6 Replies to “Friday Deep-Sea Picture (04/13/07)”

  1. So it took them till 1987 to notice that aplacophorans had radulae and ctenidia and not madreporites, buchal tentacles or cuverian tubules (diagnostic of holothurians, the only possible echinoderm type this beastie could belong to)?!?


  2. It is actually not surprising. Several characteristically molluscan organ systems are absent: lack of a distinct cephalization, no sensory eyes or tentacles, no excretory organs or gonoducts, and some species lack a radula. Very few people actually (maybe less than 5) work on the taxonomy and only within the last 30 years.
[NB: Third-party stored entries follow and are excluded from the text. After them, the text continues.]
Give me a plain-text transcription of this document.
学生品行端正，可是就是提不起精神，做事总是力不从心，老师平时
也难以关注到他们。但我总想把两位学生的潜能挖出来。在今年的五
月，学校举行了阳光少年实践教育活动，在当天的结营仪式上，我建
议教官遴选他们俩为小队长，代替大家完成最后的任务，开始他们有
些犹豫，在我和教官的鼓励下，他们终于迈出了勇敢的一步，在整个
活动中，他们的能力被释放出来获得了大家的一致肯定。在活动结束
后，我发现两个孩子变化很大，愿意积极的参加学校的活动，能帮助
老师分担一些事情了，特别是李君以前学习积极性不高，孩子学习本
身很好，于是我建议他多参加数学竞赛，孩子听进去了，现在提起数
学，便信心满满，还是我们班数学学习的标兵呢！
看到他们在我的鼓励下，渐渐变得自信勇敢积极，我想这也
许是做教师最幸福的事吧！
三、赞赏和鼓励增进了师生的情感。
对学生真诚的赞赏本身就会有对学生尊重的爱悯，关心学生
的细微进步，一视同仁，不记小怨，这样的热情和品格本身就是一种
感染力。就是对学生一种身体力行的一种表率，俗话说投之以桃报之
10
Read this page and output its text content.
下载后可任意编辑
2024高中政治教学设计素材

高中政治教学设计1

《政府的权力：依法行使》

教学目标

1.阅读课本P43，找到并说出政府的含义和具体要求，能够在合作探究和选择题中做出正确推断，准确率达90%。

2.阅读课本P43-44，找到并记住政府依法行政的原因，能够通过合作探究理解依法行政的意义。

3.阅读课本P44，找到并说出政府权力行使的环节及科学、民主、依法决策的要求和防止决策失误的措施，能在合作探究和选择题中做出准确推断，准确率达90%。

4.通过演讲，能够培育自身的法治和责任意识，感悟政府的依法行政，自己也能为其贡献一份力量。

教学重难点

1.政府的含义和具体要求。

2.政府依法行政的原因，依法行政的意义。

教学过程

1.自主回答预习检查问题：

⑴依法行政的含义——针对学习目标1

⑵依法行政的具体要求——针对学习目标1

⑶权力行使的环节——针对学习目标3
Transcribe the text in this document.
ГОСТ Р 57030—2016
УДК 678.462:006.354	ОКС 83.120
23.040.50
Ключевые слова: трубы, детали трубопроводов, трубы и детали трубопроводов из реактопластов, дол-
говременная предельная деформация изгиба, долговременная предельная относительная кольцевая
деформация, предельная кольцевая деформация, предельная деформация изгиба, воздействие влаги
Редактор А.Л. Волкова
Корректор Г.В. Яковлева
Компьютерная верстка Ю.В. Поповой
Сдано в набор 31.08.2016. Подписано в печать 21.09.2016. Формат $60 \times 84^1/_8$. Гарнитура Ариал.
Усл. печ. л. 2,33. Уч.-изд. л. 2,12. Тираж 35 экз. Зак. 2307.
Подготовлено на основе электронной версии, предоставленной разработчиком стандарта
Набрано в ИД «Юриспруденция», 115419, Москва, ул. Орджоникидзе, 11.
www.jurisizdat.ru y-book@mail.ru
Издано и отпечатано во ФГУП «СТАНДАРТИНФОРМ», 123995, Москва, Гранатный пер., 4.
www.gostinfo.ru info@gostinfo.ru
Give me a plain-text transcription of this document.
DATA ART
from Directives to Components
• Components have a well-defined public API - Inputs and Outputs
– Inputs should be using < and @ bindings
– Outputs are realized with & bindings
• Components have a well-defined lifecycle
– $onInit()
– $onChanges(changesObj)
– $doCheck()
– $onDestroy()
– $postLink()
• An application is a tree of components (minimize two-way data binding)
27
  3. I can understand the confusion over the molluscan characters (or lack thereof), but i’m not buying the echinoderm thing! Maybe sipunculun or parasitic something or other, but not echinoderm…. But then again, hindsight is 20/20 right? I would be interested in seeing that 1987 paper, is it a Scheltema paper?

  4. Yes, the aplacophorans were once categorized as holothurians, but they were recognized as mollusks more than a century earlier, in the late 1800’s, not 1987. This seems to be a common mistake, perhaps originating from an incorrect listing in Wikipedia.

    Graff (1875) is often given credit as being the first to recognize aplacophorans as belonging to mollusks. Many other authors in the late 1870’s correctly placed aplacophorans within the mollusks. Pruvot (Comptes Rendus cxi, p. 689-692) studied the embryology of an aplacophoran, and confirmed the similarity of its development to another molluscan taxon, the amphineurans.

  5. Thanks for the clarification Tom. I was really worried that it could have taken up to 1987 for researchers to notice the molluscan affinities.

  6. These kind of corrections raise a question: should one change posted text to rectify a mis-statement, or leave it to the comments?